Nymphomaniac, Vol. II Review: Anti-Climax, Anti-Drama

I take it all back. Nymphomaniac sucks.

The first half of Lars Von Trier’s two-volume biography of a self-described nymphomaniac, played as a young woman by Stacy Martin and as an older woman by Charlotte Gainsbourg, was one of the director’s most sensitive works. No easy feat. In many respects Von Trier is one of the most emotional filmmakers working today, and no slouch from a technical perspective. His two Nymphomaniacs are drenched in uncanny imagery and mostly-successful cinematic experimentation. They are orgasmic, exhausting motion pictures with rich characters and a borderline profound concoction of sensitivity and humiliation, of objectivity and horror.

But Nymphomaniac, Vol. I was a promise that Nymphomaniac, Vol. II has no desire to keep. When we last left Joe she was, in the present, telling an asexual benefactor named Seligman (Stellan Skarsgård) her detailed life story, replete with eroticism and shame. She was a proud woman who took responsibility for her sexual voraciousness but was open about its downsides. By the end of her seemingly countless sexual escapades, Nymphomaniac, Vol. I left us with an uncomfortable cliffhanger: this woman, who defined herself by her search for sexual pleasure, had lost the ability to orgasm.

Nymphomaniac, Vol. II finds Joe in a close approximation of a happy relationship, sexually dissatisfying but at least passingly connected to her husband Jerome (Shia LaBeouf) and her newborn son. But to fill “all her holes,” she begins to pursue more dangerous and uncomfortable sexual experiences, leading her to a particularly odd sexual encounter with two men who can’t decide the best way to fuck her simultaneously and an eerie, unusual non-relationship with a sadist played by Jamie Bell.

Lars Von Trier plays at luridness but, as with the first volume, finds a happy medium between the sensual and the logical by placing Joe’s personal involvement next to Seligman’s forgiving, analytical reactions. As Joe’s journey takes her deeper into violence, transforming her damn near into a Batman villain by the movie’s end, Von Trier successfully places her sometimes unthinkable actions into a genuinely beautiful context. Even her reaction to meeting a pedophile, shocking though it may be, feels like the behavior of a damn near saint, albeit a highly unorthodox one.

But Lars Von Trier can’t help but be Lars Von Trier: a genius at the mercy of his own cruel sense of humor. While some of Von Trier’s motion pictures take advantage of a last minute reversal to challenge the audience’s interpretations of everything that came before them (the last few shots of Breaking the Waves are a triumphant combination of faith and cynicism), in some movies it just seems like he’s being a dick. Nymphomaniac, Vol. II concludes with a twisted joke that makes both movies seem like a four-hour set up to a particularly vicious dead baby joke.
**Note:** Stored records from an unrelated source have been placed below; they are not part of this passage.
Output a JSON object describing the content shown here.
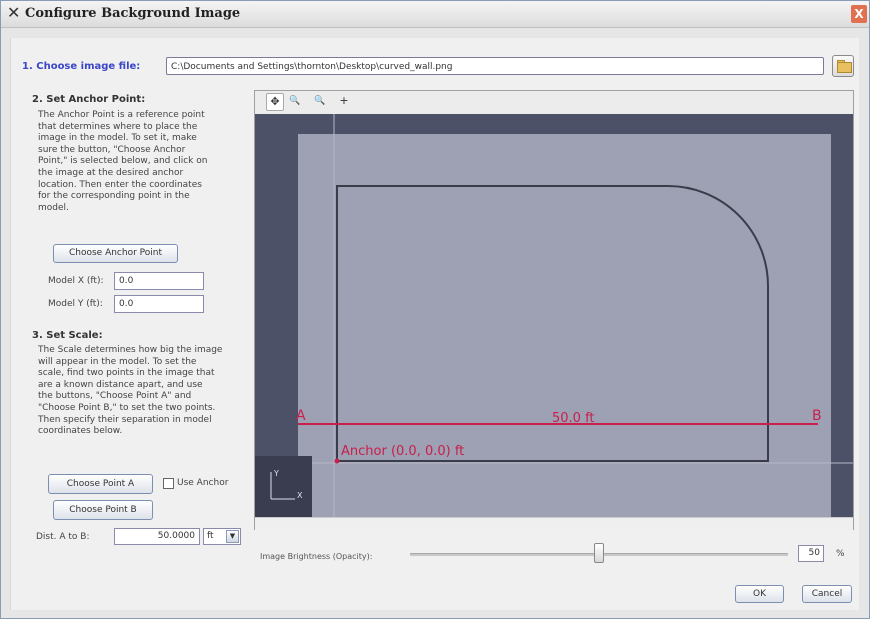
{
  "window": {
    "title": "Configure Background Image",
    "close_label": "X"
  },
  "section1": {
    "label": "1. Choose image file:",
    "file_path": "C:\\Documents and Settings\\thornton\\Desktop\\curved_wall.png"
  },
  "section2": {
    "title": "2. Set Anchor Point:",
    "lines": [
      "The Anchor Point is a reference point",
      "that determines where to place the",
      "image in the model. To set it, make",
      "sure the button, \"Choose Anchor",
      "Point,\" is selected below, and click on",
      "the image at the desired anchor",
      "location. Then enter the coordinates",
      "for the corresponding point in the",
      "model."
    ],
    "choose_anchor_label": "Choose Anchor Point",
    "model_x_label": "Model X (ft):",
    "model_x_value": "0.0",
    "model_y_label": "Model Y (ft):",
    "model_y_value": "0.0"
  },
  "section3": {
    "title": "3. Set Scale:",
    "lines": [
      "The Scale determines how big the image",
      "will appear in the model. To set the",
      "scale, find two points in the image that",
      "are a known distance apart, and use",
      "the buttons, \"Choose Point A\" and",
      "\"Choose Point B,\" to set the two points.",
      "Then specify their separation in model",
      "coordinates below."
    ],
    "choose_point_a_label": "Choose Point A",
    "use_anchor_label": "Use Anchor",
    "choose_point_b_label": "Choose Point B",
    "dist_label": "Dist. A to B:",
    "dist_value": "50.0000",
    "unit_value": "ft"
  },
  "viewer": {
    "tools": [
      {
        "icon": "pan-icon",
        "glyph": "✥"
      },
      {
        "icon": "zoom-in-icon",
        "glyph": "🔍"
      },
      {
        "icon": "zoom-fit-icon",
        "glyph": "🔍"
      },
      {
        "icon": "crosshair-icon",
        "glyph": "+"
      }
    ],
    "point_a_label": "A",
    "point_b_label": "B",
    "distance_label": "50.0 ft",
    "anchor_label": "Anchor (0.0, 0.0) ft",
    "axis_y_label": "Y",
    "axis_x_label": "X",
    "colors": {
      "background": "#4d5168",
      "image": "#9ea0b4",
      "measure": "#c8204a"
    }
  },
  "brightness": {
    "label": "Image Brightness (Opacity):",
    "value": "50",
    "unit": "%",
    "fraction": 0.5
  },
  "footer": {
    "ok_label": "OK",
    "cancel_label": "Cancel"
  }
}
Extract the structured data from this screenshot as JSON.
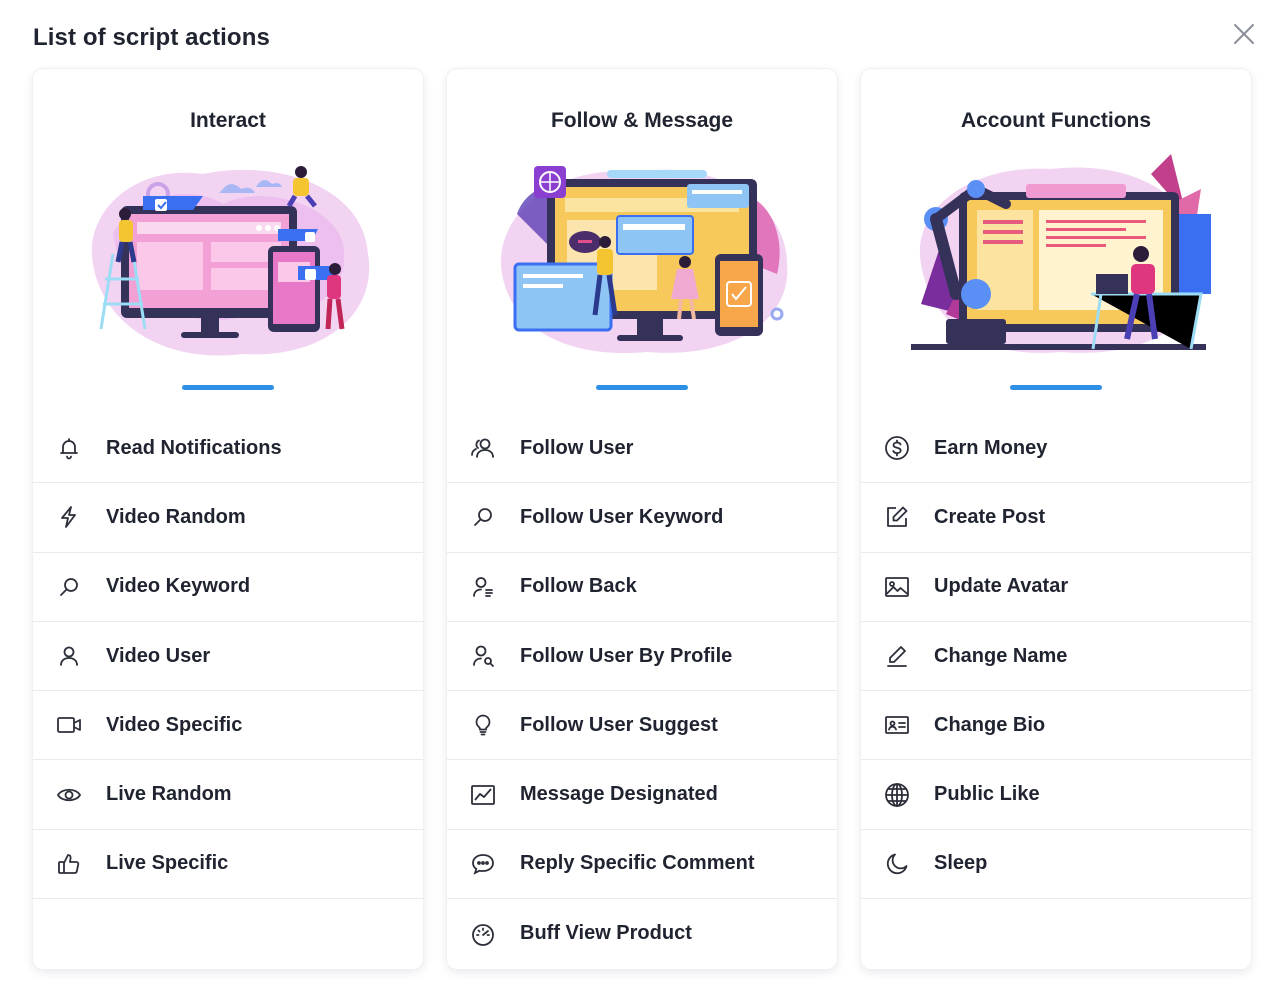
{
  "dialog": {
    "title": "List of script actions"
  },
  "colors": {
    "accent": "#2d8fe6",
    "text": "#1f2430",
    "divider": "#e9ebef"
  },
  "columns": [
    {
      "title": "Interact",
      "items": [
        {
          "label": "Read Notifications",
          "icon": "bell-icon"
        },
        {
          "label": "Video Random",
          "icon": "lightning-icon"
        },
        {
          "label": "Video Keyword",
          "icon": "search-icon"
        },
        {
          "label": "Video User",
          "icon": "user-icon"
        },
        {
          "label": "Video Specific",
          "icon": "video-camera-icon"
        },
        {
          "label": "Live Random",
          "icon": "eye-icon"
        },
        {
          "label": "Live Specific",
          "icon": "thumbs-up-icon"
        }
      ]
    },
    {
      "title": "Follow & Message",
      "items": [
        {
          "label": "Follow User",
          "icon": "users-icon"
        },
        {
          "label": "Follow User Keyword",
          "icon": "search-icon"
        },
        {
          "label": "Follow Back",
          "icon": "user-list-icon"
        },
        {
          "label": "Follow User By Profile",
          "icon": "user-search-icon"
        },
        {
          "label": "Follow User Suggest",
          "icon": "lightbulb-icon"
        },
        {
          "label": "Message Designated",
          "icon": "chart-line-icon"
        },
        {
          "label": "Reply Specific Comment",
          "icon": "chat-icon"
        },
        {
          "label": "Buff View Product",
          "icon": "speedometer-icon"
        }
      ]
    },
    {
      "title": "Account Functions",
      "items": [
        {
          "label": "Earn Money",
          "icon": "dollar-icon"
        },
        {
          "label": "Create Post",
          "icon": "edit-icon"
        },
        {
          "label": "Update Avatar",
          "icon": "image-icon"
        },
        {
          "label": "Change Name",
          "icon": "pen-icon"
        },
        {
          "label": "Change Bio",
          "icon": "id-card-icon"
        },
        {
          "label": "Public Like",
          "icon": "globe-icon"
        },
        {
          "label": "Sleep",
          "icon": "moon-icon"
        }
      ]
    }
  ]
}
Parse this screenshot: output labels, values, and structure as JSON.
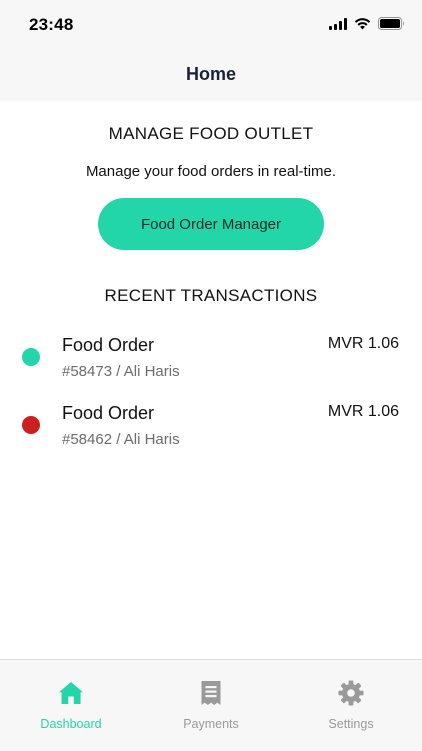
{
  "status_bar": {
    "time": "23:48"
  },
  "nav": {
    "title": "Home"
  },
  "manage": {
    "heading": "MANAGE FOOD OUTLET",
    "subtitle": "Manage your food orders in real-time.",
    "button_label": "Food Order Manager"
  },
  "transactions": {
    "heading": "RECENT TRANSACTIONS",
    "items": [
      {
        "title": "Food Order",
        "subtitle": "#58473 / Ali Haris",
        "amount": "MVR 1.06",
        "status_color": "#23d6a9"
      },
      {
        "title": "Food Order",
        "subtitle": "#58462 / Ali Haris",
        "amount": "MVR 1.06",
        "status_color": "#cc2020"
      }
    ]
  },
  "tabbar": {
    "tabs": [
      {
        "label": "Dashboard",
        "icon": "home-icon",
        "active": true
      },
      {
        "label": "Payments",
        "icon": "receipt-icon",
        "active": false
      },
      {
        "label": "Settings",
        "icon": "gear-icon",
        "active": false
      }
    ]
  },
  "colors": {
    "accent": "#23d6a9",
    "error": "#cc2020",
    "inactive": "#9a9a9a",
    "nav_title": "#1b2238"
  }
}
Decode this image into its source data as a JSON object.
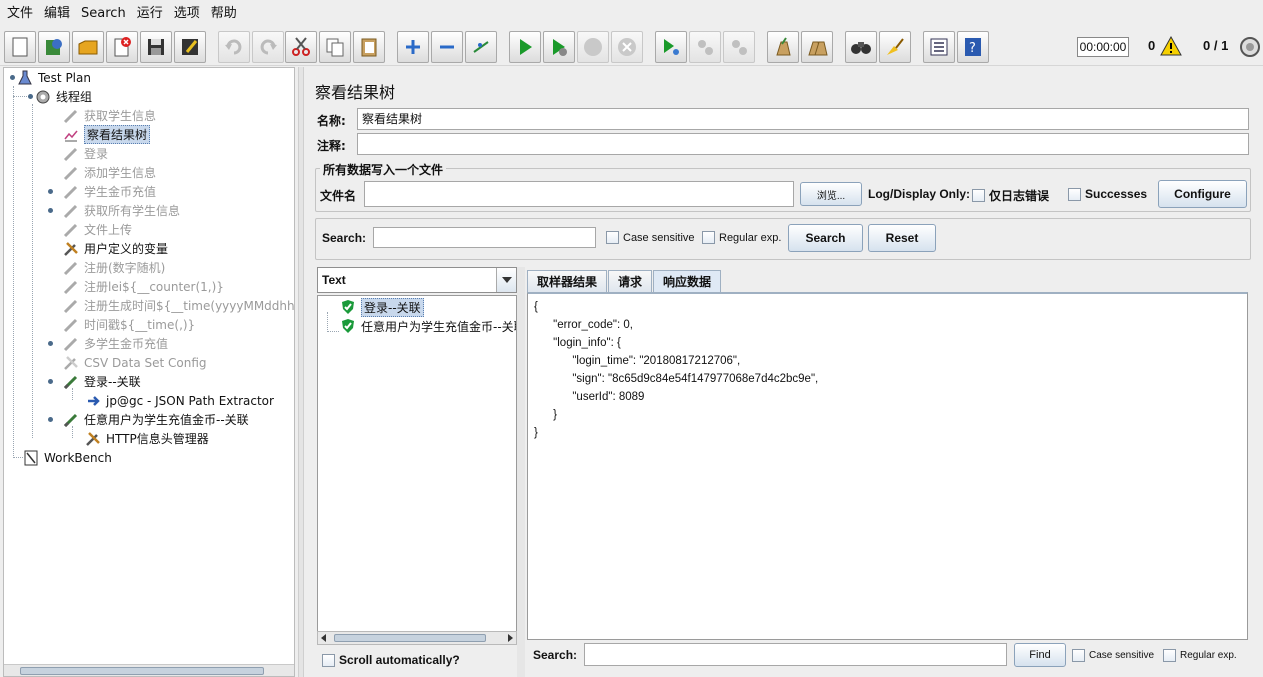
{
  "menubar": [
    "文件",
    "编辑",
    "Search",
    "运行",
    "选项",
    "帮助"
  ],
  "toolbar": {
    "buttons": [
      "new-icon",
      "templates-icon",
      "open-icon",
      "close-icon",
      "save-icon",
      "save-as-icon",
      "undo-icon",
      "redo-icon",
      "cut-icon",
      "copy-icon",
      "paste-icon",
      "expand-icon",
      "collapse-icon",
      "toggle-icon",
      "start-icon",
      "start-no-pause-icon",
      "stop-icon",
      "shutdown-icon",
      "remote-start-icon",
      "remote-stop-icon",
      "remote-shutdown-icon",
      "clear-icon",
      "clear-all-icon",
      "search-icon",
      "reset-search-icon",
      "function-helper-icon",
      "help-icon"
    ],
    "timer": "00:00:00",
    "warning_count": "0",
    "threads": "0 / 1"
  },
  "tree": {
    "items": [
      {
        "label": "Test Plan",
        "icon": "test-plan-icon"
      },
      {
        "label": "线程组",
        "icon": "thread-group-icon"
      },
      {
        "label": "获取学生信息",
        "icon": "sampler-icon"
      },
      {
        "label": "察看结果树",
        "icon": "listener-icon"
      },
      {
        "label": "登录",
        "icon": "sampler-icon"
      },
      {
        "label": "添加学生信息",
        "icon": "sampler-icon"
      },
      {
        "label": "学生金币充值",
        "icon": "sampler-icon"
      },
      {
        "label": "获取所有学生信息",
        "icon": "sampler-icon"
      },
      {
        "label": "文件上传",
        "icon": "sampler-icon"
      },
      {
        "label": "用户定义的变量",
        "icon": "config-icon"
      },
      {
        "label": "注册(数字随机)",
        "icon": "sampler-icon"
      },
      {
        "label": "注册lei${__counter(1,)}",
        "icon": "sampler-icon"
      },
      {
        "label": "注册生成时间${__time(yyyyMMddhhmm",
        "icon": "sampler-icon"
      },
      {
        "label": "时间戳${__time(,)}",
        "icon": "sampler-icon"
      },
      {
        "label": "多学生金币充值",
        "icon": "sampler-icon"
      },
      {
        "label": "CSV Data Set Config",
        "icon": "config-icon"
      },
      {
        "label": "登录--关联",
        "icon": "sampler-icon"
      },
      {
        "label": "jp@gc - JSON Path Extractor",
        "icon": "extractor-icon"
      },
      {
        "label": "任意用户为学生充值金币--关联",
        "icon": "sampler-icon"
      },
      {
        "label": "HTTP信息头管理器",
        "icon": "config-icon"
      },
      {
        "label": "WorkBench",
        "icon": "workbench-icon"
      }
    ]
  },
  "panel": {
    "title": "察看结果树",
    "name_label": "名称:",
    "name_value": "察看结果树",
    "comment_label": "注释:",
    "comment_value": "",
    "file_group_title": "所有数据写入一个文件",
    "file_label": "文件名",
    "file_value": "",
    "browse_label": "浏览...",
    "log_display_label": "Log/Display Only:",
    "errors_only_label": "仅日志错误",
    "successes_label": "Successes",
    "configure_label": "Configure",
    "search_label": "Search:",
    "search_value": "",
    "case_sensitive_label": "Case sensitive",
    "regex_label": "Regular exp.",
    "search_button": "Search",
    "reset_button": "Reset"
  },
  "results": {
    "renderer": "Text",
    "samples": [
      "登录--关联",
      "任意用户为学生充值金币--关联"
    ],
    "scroll_auto_label": "Scroll automatically?",
    "tabs": [
      "取样器结果",
      "请求",
      "响应数据"
    ],
    "active_tab": "响应数据",
    "response_body": "{\n      \"error_code\": 0,\n      \"login_info\": {\n            \"login_time\": \"20180817212706\",\n            \"sign\": \"8c65d9c84e54f147977068e7d4c2bc9e\",\n            \"userId\": 8089\n      }\n}",
    "bottom_search_label": "Search:",
    "bottom_search_value": "",
    "find_label": "Find",
    "bottom_case_label": "Case sensitive",
    "bottom_regex_label": "Regular exp."
  },
  "colors": {
    "selection": "#c8d8ec",
    "disabled_text": "#9a9a9a",
    "start_green": "#1a9a2a"
  }
}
What’s worse, Von Trier doesn’t even seem to think it’s that funny. The long-awaited finale to Nymphomaniac plays like an inevitable tragedy even though it requires characters to behave wildly outside of their personalities in order to justify its existence. It’s like he just got bored at the last possible moment, and instead of just cutting to the credits and ending on a satisfactory, well-earned conclusion he decided this whole sympathetic enterprise was a waste of his cynical time.

It’s more than obvious that Lars Von Trier is trying to get a rise of out of his audience by concluding the Nymphomaniac saga on a “shocker,” but unlike his better twisted punchlines, he hasn’t invented one here that ekes out a shameful satisfaction. Nymphomaniac completely erases the previous four hours on what looks like a stupid whim. I’m not angry at the story for reaching an unpalatable conclusion, I’m not angry at the characters for making bad decisions, and I’m not angry at the world for making the film’s last few moments possible. I am pissed off at a filmmaker who lacked the strength of conviction necessary to end his four-hour movie on a note that makes any damned sense after everything we just watched.

In a vacuum, Nymphomaniac, Vol. I may turn out to be one of the best films of Lars Von Trier’s career, but in context with his follow-up – and all because of a scant few seconds – Nymphomaniac, Vol. II, and indeed the whole infernal enterprise, is one of his lamest attempts at gotcha gimmickry.